Simple is best, yes?
OK, so maybe you know that simple is best, but there is a definite line where simple can become plain dull! Recognising the difference between elegant simplicity and clunky dullness is probably harder than you think. A trained, practised designer should be able to describe why one font is preferable over another. An additional factor is be readability on the web, and this is where more thought is needed. Gone are the days when you had literally a handful of fonts to choose from (for example: Times Roman, Geneva, Arial, Verdana and a few more), now there are many very nicely designed fonts to choose from.
Get to know your Arial from your Lato, your Open Sans Condensed from your Oswald, your Lora from your Roboto Slab.
But where should you use them?
The following also applies to print design, but as more and more content is produced for screen viewing, it is worth reviewing time honoured typographical rules.
Second to your brand design, this is one of the most important visual parts of your website. In fact, typography is so important, it can make or break the professionalism of your site. Bodytext is going to be read and needs to have good contrast and an even colour – by that we mean typographical colour. It needs to be unobtrusive and its tone will emphasise the brand values. In addition, a good typeface will have several variations to make up a font family, this will include different weights, light, regular, bold, extra bold and so on. Using different weights help make the written content easier to read and helps create attention-grabbing sections if done well.
Typefaces for body text are designed to be easy to read, are sturdy and work well at small sizes, the x-height should be fairly large, giving the font a nice, open feel. Fonts that are too narrow or too wide wide will be harder to read comfortably. Fonts that show patches of darkness and areas that seem to disappear will be harder to read on the web.
Line Heights and Letter Spacing
Website typography is much newer than typography for print, in the last few years we’ve had the benefit of fonts created specifically for the web. But this throws up a world of potential excess! So many to choose from, so many quirky, fun fonts, it can all be quite dizzying. A designer may decide to have a bit of fun with tracking (letterspacing) or leading (line height). Text set too tightly together will be harder to read, particularly if used in Bodytext. Web themes can sometimes come with pre-determined tracking which may or may not work – simply adjust this to suit your brand.

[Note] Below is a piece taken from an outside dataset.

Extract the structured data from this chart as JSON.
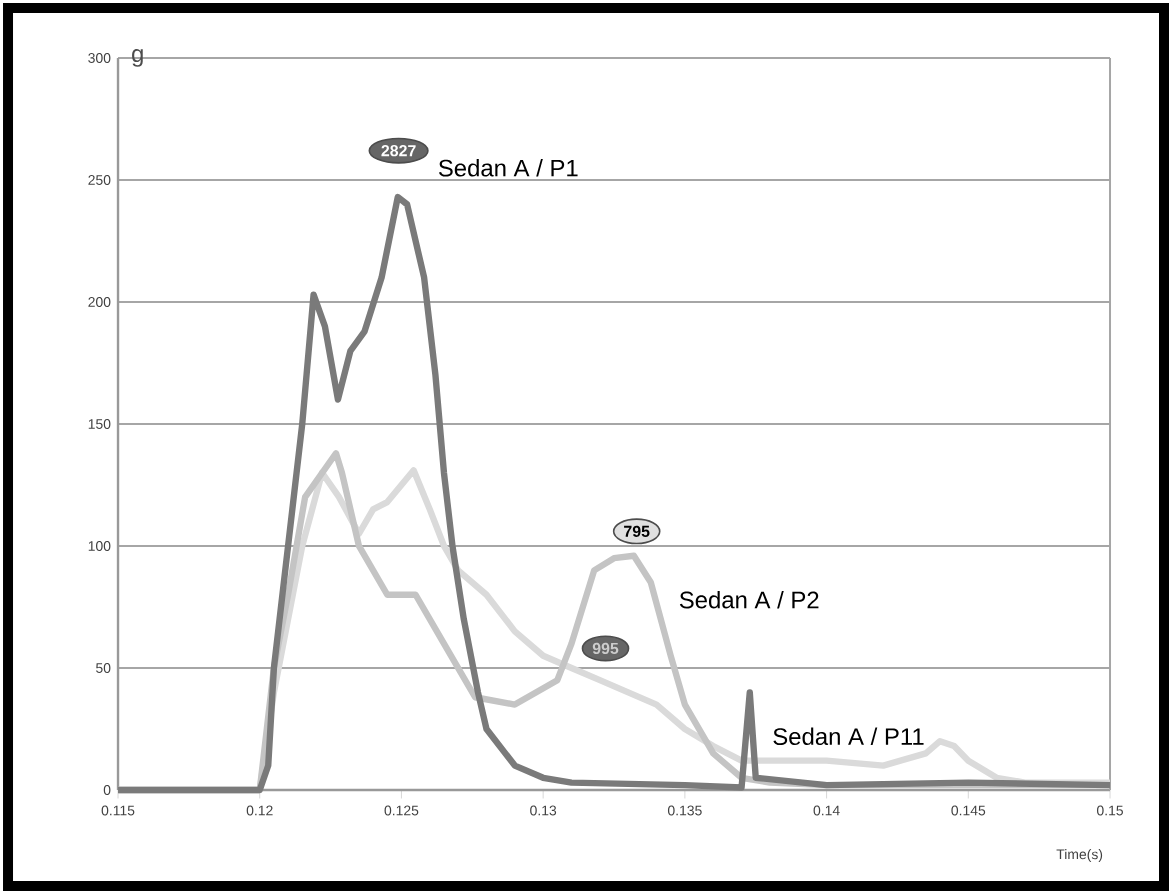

Headings, Subheadings and Display Fonts
A bit more scope for personality is not a bad thing, but beware of choosing a font that is very distinctive and of the moment – it could very soon date your website or document.
Putting fonts together need not be avoided, in fact, it can add interest and personality to your brand. Combining fonts is perfectly permissable, but it is important to apply some best practices.
- Serif with Sans Serif
This is a classic example of pairing typefaces, sans serif for the heading and serif for the body text or vice versa, both are equally acceptable. Attention may need to be paid to the variation that you settle upon, look at the over all shape of the fonts. Are they similar colour? Is one a narrow font, the other extended?
Remember, opposites attract.
- Avoid Similarities
Putting two Serifs together, or two Sans Serifs can often clash. However, if you put a strong Slab Serif with a modest serif, the difference between the two can be enough to get around the problem. The Slab Serif would have more punch and personality thus creating good differentiation between the two.
Two is Company
Don’t get carried away! Explore web fonts and choose a pair that work well and have a variety of weights, but just keep to the two. Mixing too many fonts will just end up looking amateurish. Explore classic combinations of Serif and Sans Serif fonts and be sure that you stick to them. It is surprising how often I notice good old Arial creeping in where everything else is Open Sans, Lato or Oswald. Just because there are hundreds of specially designed fonts for the web, doesn’t mean you have to use them all. And certainly not all at once!
If your brand is fun and quirky, by all means use a fun and quirky font. But it is better to think about how the visitor to your site is going to feel when they start to read your content. Choose a simple sans serif or serif font for the body text, leaving the quirky font for the headings and emphasis.